Mrs.Malik takes asim's face in her hands and said;
"See i knew it from the start! Didn't I tell you trust God? So now can i have a selfie with the future rockstar? And an autograph as well I'll frame it on my living room's wall."
"Oh come on Mrs.Malik you are exaggerating everything!I just got an offer, i haven't written a song yet or who knows whether I'll be successful or not!
She smiled on him underestimating his capabilities again.
"I'll go and bring you your favourite coffee. No sugar and a whip of cream on strong Americano just the way you like it. You just don't drink coffee for all nighters and for releasing stress but also in happy moments. It's bitter taste keep you close to reality. And yes it's on me, my treat!"
Asim nods and opens his laptop. He look outside the window to come up with something and....
"Mrs.Malik can i have one Americano please, the regular one!"
Hania's eyes meet asim's eyes and they both smiled.

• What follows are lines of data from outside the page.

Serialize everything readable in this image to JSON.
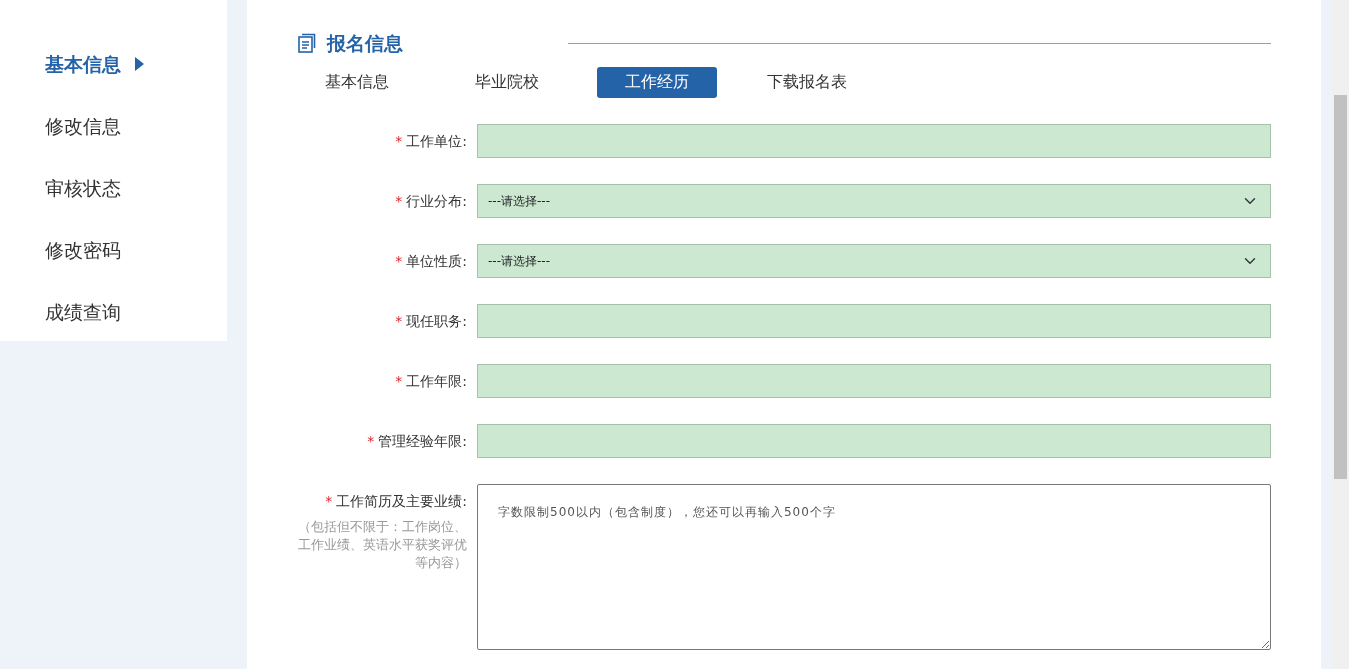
{
  "sidebar": {
    "items": [
      {
        "label": "基本信息",
        "selected": true
      },
      {
        "label": "修改信息",
        "selected": false
      },
      {
        "label": "审核状态",
        "selected": false
      },
      {
        "label": "修改密码",
        "selected": false
      },
      {
        "label": "成绩查询",
        "selected": false
      }
    ]
  },
  "section": {
    "title": "报名信息"
  },
  "tabs": [
    {
      "label": "基本信息",
      "selected": false
    },
    {
      "label": "毕业院校",
      "selected": false
    },
    {
      "label": "工作经历",
      "selected": true
    },
    {
      "label": "下载报名表",
      "selected": false
    }
  ],
  "form": {
    "fields": [
      {
        "kind": "text",
        "required_mark": "*",
        "label": "工作单位:"
      },
      {
        "kind": "select",
        "required_mark": "*",
        "label": "行业分布:",
        "value": "---请选择---"
      },
      {
        "kind": "select",
        "required_mark": "*",
        "label": "单位性质:",
        "value": "---请选择---"
      },
      {
        "kind": "text",
        "required_mark": "*",
        "label": "现任职务:"
      },
      {
        "kind": "text",
        "required_mark": "*",
        "label": "工作年限:"
      },
      {
        "kind": "text",
        "required_mark": "*",
        "label": "管理经验年限:"
      },
      {
        "kind": "textarea",
        "required_mark": "*",
        "label": "工作简历及主要业绩:",
        "hint": "（包括但不限于：工作岗位、工作业绩、英语水平获奖评优等内容）",
        "value": "字数限制500以内（包含制度），您还可以再输入500个字"
      }
    ]
  }
}
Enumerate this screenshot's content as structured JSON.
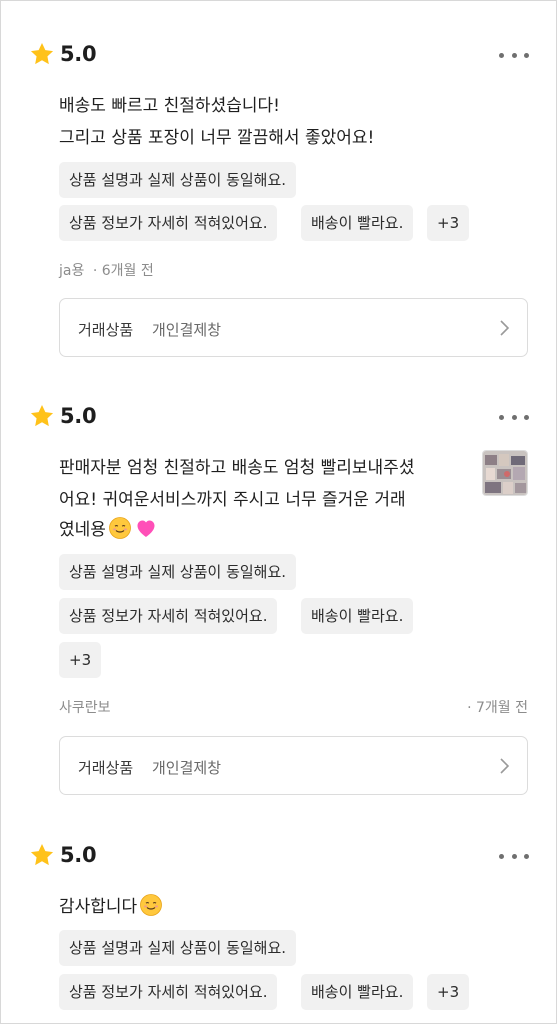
{
  "reviews": [
    {
      "rating": "5.0",
      "lines": [
        "배송도 빠르고 친절하셨습니다!",
        "그리고 상품 포장이 너무 깔끔해서 좋았어요!"
      ],
      "tags": [
        "상품 설명과 실제 상품이 동일해요.",
        "상품 정보가 자세히 적혀있어요.",
        "배송이 빨라요.",
        "+3"
      ],
      "author": "ja용",
      "time": "· 6개월 전",
      "product_label": "거래상품",
      "product_value": "개인결제창"
    },
    {
      "rating": "5.0",
      "lines": [
        "판매자분 엄청 친절하고 배송도 엄청 빨리보내주셨",
        "어요! 귀여운서비스까지 주시고 너무 즐거운 거래",
        "였네용"
      ],
      "tags": [
        "상품 설명과 실제 상품이 동일해요.",
        "상품 정보가 자세히 적혀있어요.",
        "배송이 빨라요.",
        "+3"
      ],
      "author": "사쿠란보",
      "time": "· 7개월 전",
      "product_label": "거래상품",
      "product_value": "개인결제창",
      "emojis": [
        "smiling-face-icon",
        "pink-heart-icon"
      ]
    },
    {
      "rating": "5.0",
      "lines": [
        "감사합니다"
      ],
      "tags": [
        "상품 설명과 실제 상품이 동일해요.",
        "상품 정보가 자세히 적혀있어요.",
        "배송이 빨라요.",
        "+3"
      ],
      "emojis": [
        "smiling-face-icon"
      ]
    }
  ],
  "colors": {
    "star": "#FFC21A",
    "tag_bg": "#F1F1F1",
    "meta": "#8C8C8C"
  },
  "icons": {
    "rating": "star-icon",
    "menu": "more-dots-icon",
    "chevron": "chevron-right-icon"
  }
}
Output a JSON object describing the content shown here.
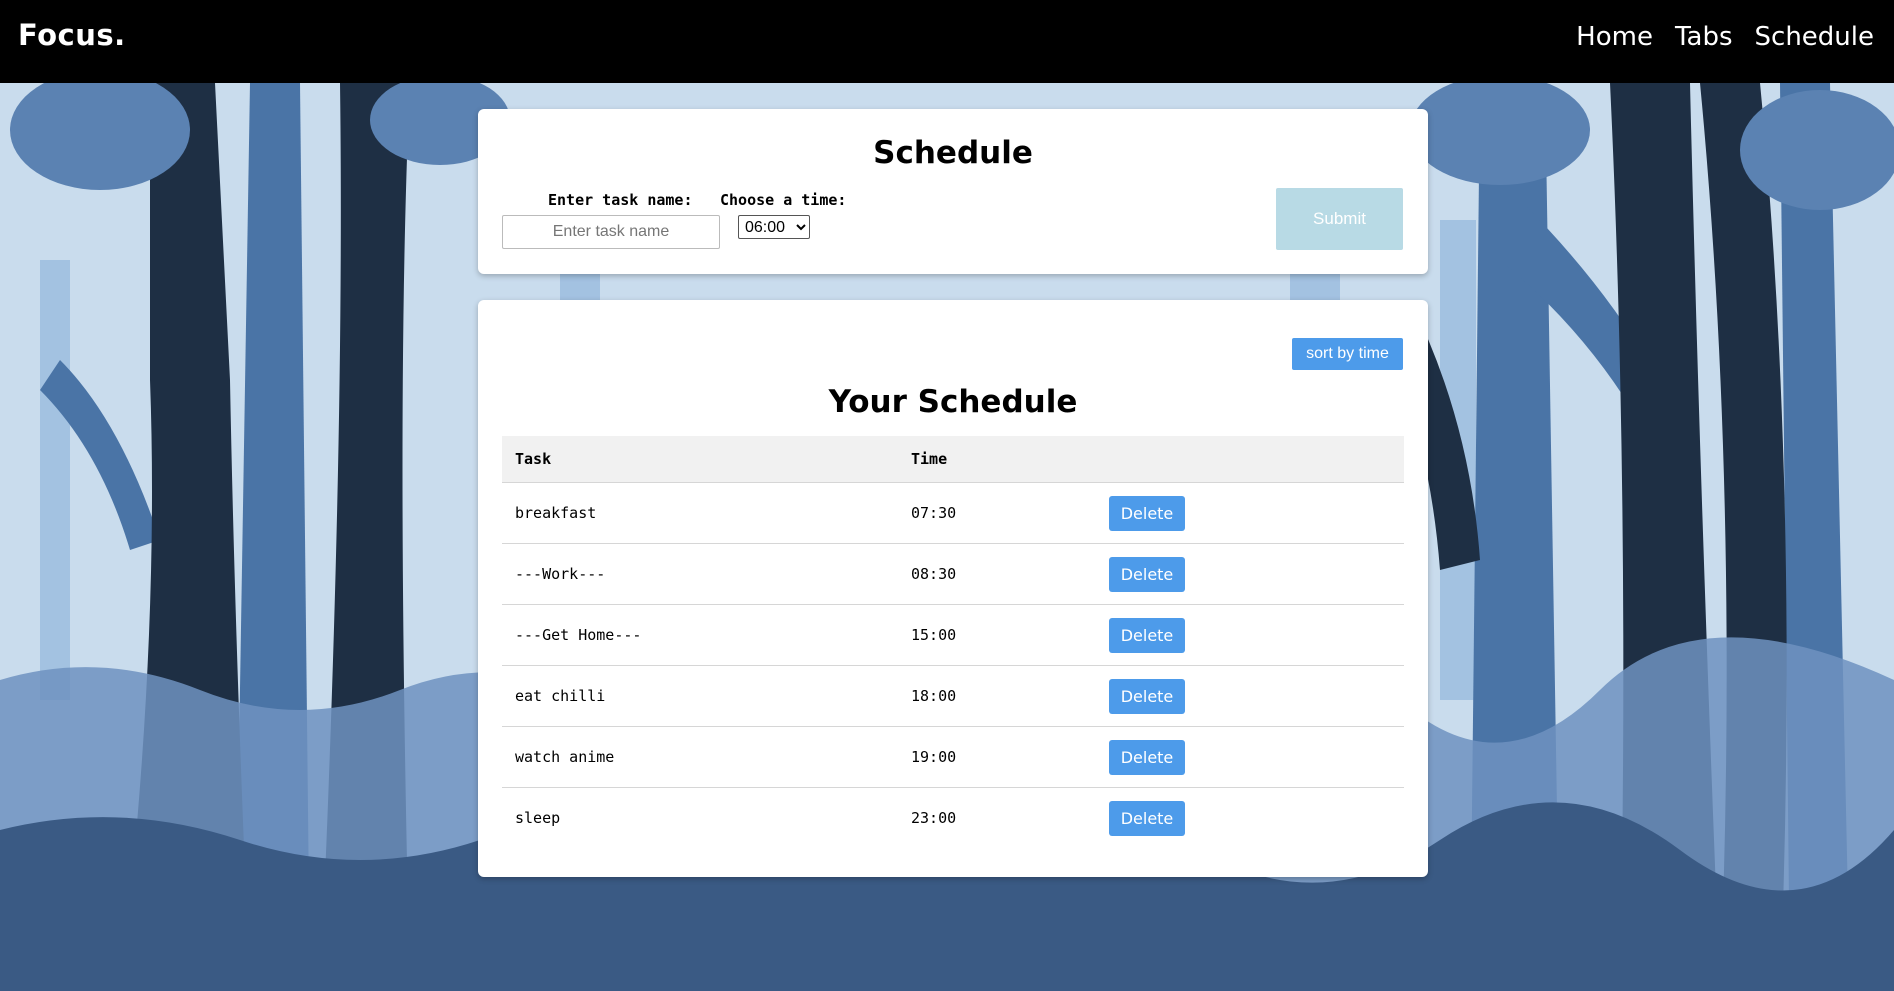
{
  "navbar": {
    "brand": "Focus.",
    "links": [
      "Home",
      "Tabs",
      "Schedule"
    ]
  },
  "form": {
    "title": "Schedule",
    "task_label": "Enter task name:",
    "task_placeholder": "Enter task name",
    "task_value": "",
    "time_label": "Choose a time:",
    "time_selected": "06:00",
    "submit_label": "Submit"
  },
  "schedule": {
    "sort_label": "sort by time",
    "title": "Your Schedule",
    "columns": [
      "Task",
      "Time",
      ""
    ],
    "delete_label": "Delete",
    "rows": [
      {
        "task": "breakfast",
        "time": "07:30"
      },
      {
        "task": "---Work---",
        "time": "08:30"
      },
      {
        "task": "---Get Home---",
        "time": "15:00"
      },
      {
        "task": "eat chilli",
        "time": "18:00"
      },
      {
        "task": "watch anime",
        "time": "19:00"
      },
      {
        "task": "sleep",
        "time": "23:00"
      }
    ]
  },
  "colors": {
    "navbar_bg": "#000000",
    "accent_button": "#4d9bea",
    "submit_disabled": "#b8dae5",
    "sky": "#c9dced",
    "tree_dark": "#1e2f44",
    "tree_mid": "#3f6591",
    "grass": "#5b7fae"
  }
}
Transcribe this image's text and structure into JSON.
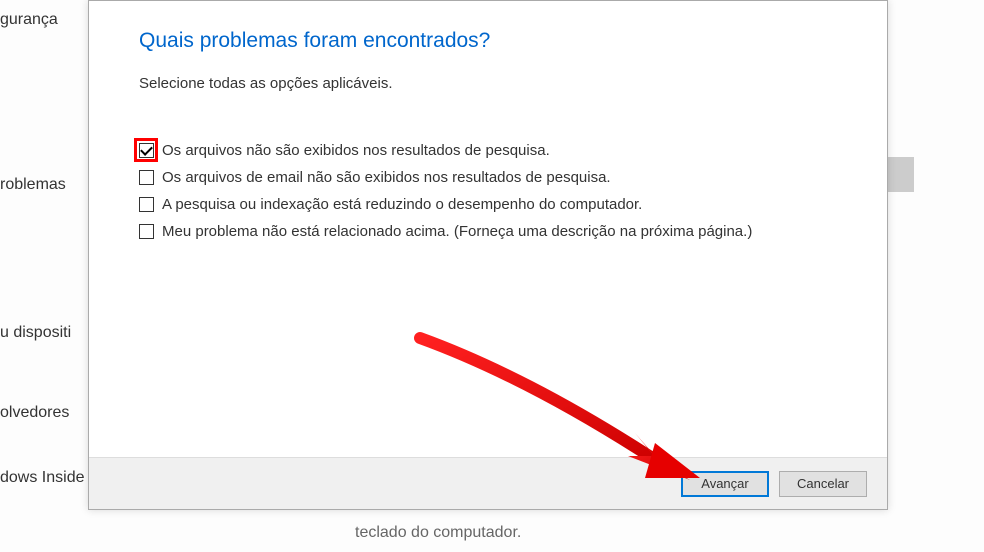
{
  "sidebar": {
    "items": [
      "gurança",
      "roblemas",
      "u dispositi",
      "olvedores",
      "dows Inside"
    ]
  },
  "dialog": {
    "title": "Quais problemas foram encontrados?",
    "subtitle": "Selecione todas as opções aplicáveis.",
    "options": [
      {
        "label": "Os arquivos não são exibidos nos resultados de pesquisa.",
        "checked": true,
        "highlighted": true
      },
      {
        "label": "Os arquivos de email não são exibidos nos resultados de pesquisa.",
        "checked": false,
        "highlighted": false
      },
      {
        "label": "A pesquisa ou indexação está reduzindo o desempenho do computador.",
        "checked": false,
        "highlighted": false
      },
      {
        "label": "Meu problema não está relacionado acima. (Forneça uma descrição na próxima página.)",
        "checked": false,
        "highlighted": false
      }
    ],
    "buttons": {
      "next": "Avançar",
      "cancel": "Cancelar"
    }
  },
  "background": {
    "bottom_text": "teclado do computador."
  }
}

Mrs.Malik notices the exchange of smiles and approaches hania.
"Hania my dear! Long time no see, where were you?
All good?"
"Let's sit there with asim."
They both sits opposite to asim.
"Asim she's hania one of my closest regular costumer just like you and hania he's the one i mentioned last time the amazing singer!"
Hania smiles remembering;
Last meeting with Mrs.Malik;
Mrs.Malik speaks hugging hania;
"Everything is going to be fine my dear, with pain comes ease. He(God) tests his closest with such wordly exams. Don't lose hope. Be faithful, to then he'll guide you the path of inner peace and satisfaction. You are not the only one going through this so never ask why me. You are unaware how others in this world are surviving. You know what there's another customer of mine ummm 2 or 3 years older than you. He's done with his graduation but music keeps him stressed all the time. He have no inspiration these days and you know how Industry works. You have to keep releasing new songs to become famous. He's talented but scared to try anything new. Because at this stage of life just like you he can't afford any risk either."